After the release the band switched out their drummer for Sal King — born Salvatore Michael Capozucca — a handsome, powerful player with a sparkly 1960s-era Ludwig drum kit and a florid, swing-inspired style. Like his new bandmates, Tom Milmore, the lead guitarist, and Bill Dickson, the bass player, Sal had been playing since he was a child. In his case, since age 3, when an uncle gave him a drum set.

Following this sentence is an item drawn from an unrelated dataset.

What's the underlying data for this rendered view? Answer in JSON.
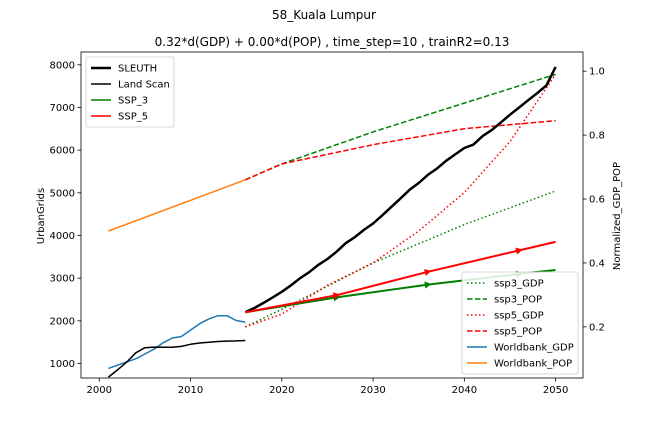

Fame may have eluded the band, yet as the decades wore on and their hair turned gray, the Rousers continued playing. They rehearsed every week and performed year round, though some years less than others as family responsibilities and day jobs demanded more of their time.

Mr. Capozucca — or Mr. Cappi, as he called himself at work — became a successful real estate broker, with a specialty in Brooklyn brownstones. He married his longtime girlfriend, Veronica Griffith, in 1983. She had spotted him across the dance floor at Club 82, a storied drag bar on East 4th Street, 11 years earlier. On that night, Mr. Capozucca — always a flashy dresser (David Bowie was his hero) — was peacocking in blue satin pants and a white satin scarf.

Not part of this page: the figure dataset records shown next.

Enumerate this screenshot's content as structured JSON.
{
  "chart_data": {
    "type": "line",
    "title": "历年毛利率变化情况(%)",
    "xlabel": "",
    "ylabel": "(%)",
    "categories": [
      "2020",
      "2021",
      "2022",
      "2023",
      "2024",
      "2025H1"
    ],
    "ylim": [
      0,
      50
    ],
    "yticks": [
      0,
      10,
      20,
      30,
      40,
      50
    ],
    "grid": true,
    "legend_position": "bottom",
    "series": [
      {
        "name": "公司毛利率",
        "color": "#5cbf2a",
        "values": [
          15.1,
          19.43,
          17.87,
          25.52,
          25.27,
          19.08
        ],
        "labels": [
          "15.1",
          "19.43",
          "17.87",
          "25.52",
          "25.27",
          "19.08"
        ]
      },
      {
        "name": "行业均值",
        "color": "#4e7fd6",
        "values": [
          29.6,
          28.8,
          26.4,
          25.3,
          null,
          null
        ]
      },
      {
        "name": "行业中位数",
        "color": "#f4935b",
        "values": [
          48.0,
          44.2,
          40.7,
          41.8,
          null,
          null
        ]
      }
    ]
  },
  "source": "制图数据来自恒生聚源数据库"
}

Mr. Capozucca died on May 13 at N.Y.U. Langone Health hospital in Manhattan where he had spent the last two months being treated for Covid-19, his wife said. He was 65.

Mr. Capozucca was born on April 28, 1955, in Brooklyn. His father, Tony Capozucca, was a salesman, his mother, Betty Jean (Gibbons) Capozucca, a legal secretary.

As a teenager, Sal played at proms, weddings and street festivals. He loved Buddy Rich and Gene Krupa, and made sure to work a drum solo into his performances. In addition to his wife, Mr. Capozucca is survived by his daughter, Victoria; his brother, John, and sister, Vera.

“Things happen for a reason,” Mr. Capozucca told The New York Times in 2017, in a story about a new New York City club scene for aging rockers and their arthritic fans (early sets!). “It wasn’t meant to be. That life, that rock ’n’ roll life, is a life of heavy partying. So being famous might have led to my early demise.”

In late February, the Rousers played a gig at Bowery Electric, with a set that featured songs like “Old Man Band,” a sendup of the Rousers’ demographic (sample lyric: “older and slower than we were before/you should listen as we rock some more”). They played so well, said Mr. Milmore, they surprised themselves. “Sal called me the next day and said, ‘What the hell happened to us? How come we were that good?’”

Less than a month later, Mr. Capozucca was hospitalized.

“The band was always a celebration of our friendship and our long time together,” said Mr. Milmore. “We were just brothers, and it was always about that before anything else. Of course, Sal was always mad we weren’t famous.”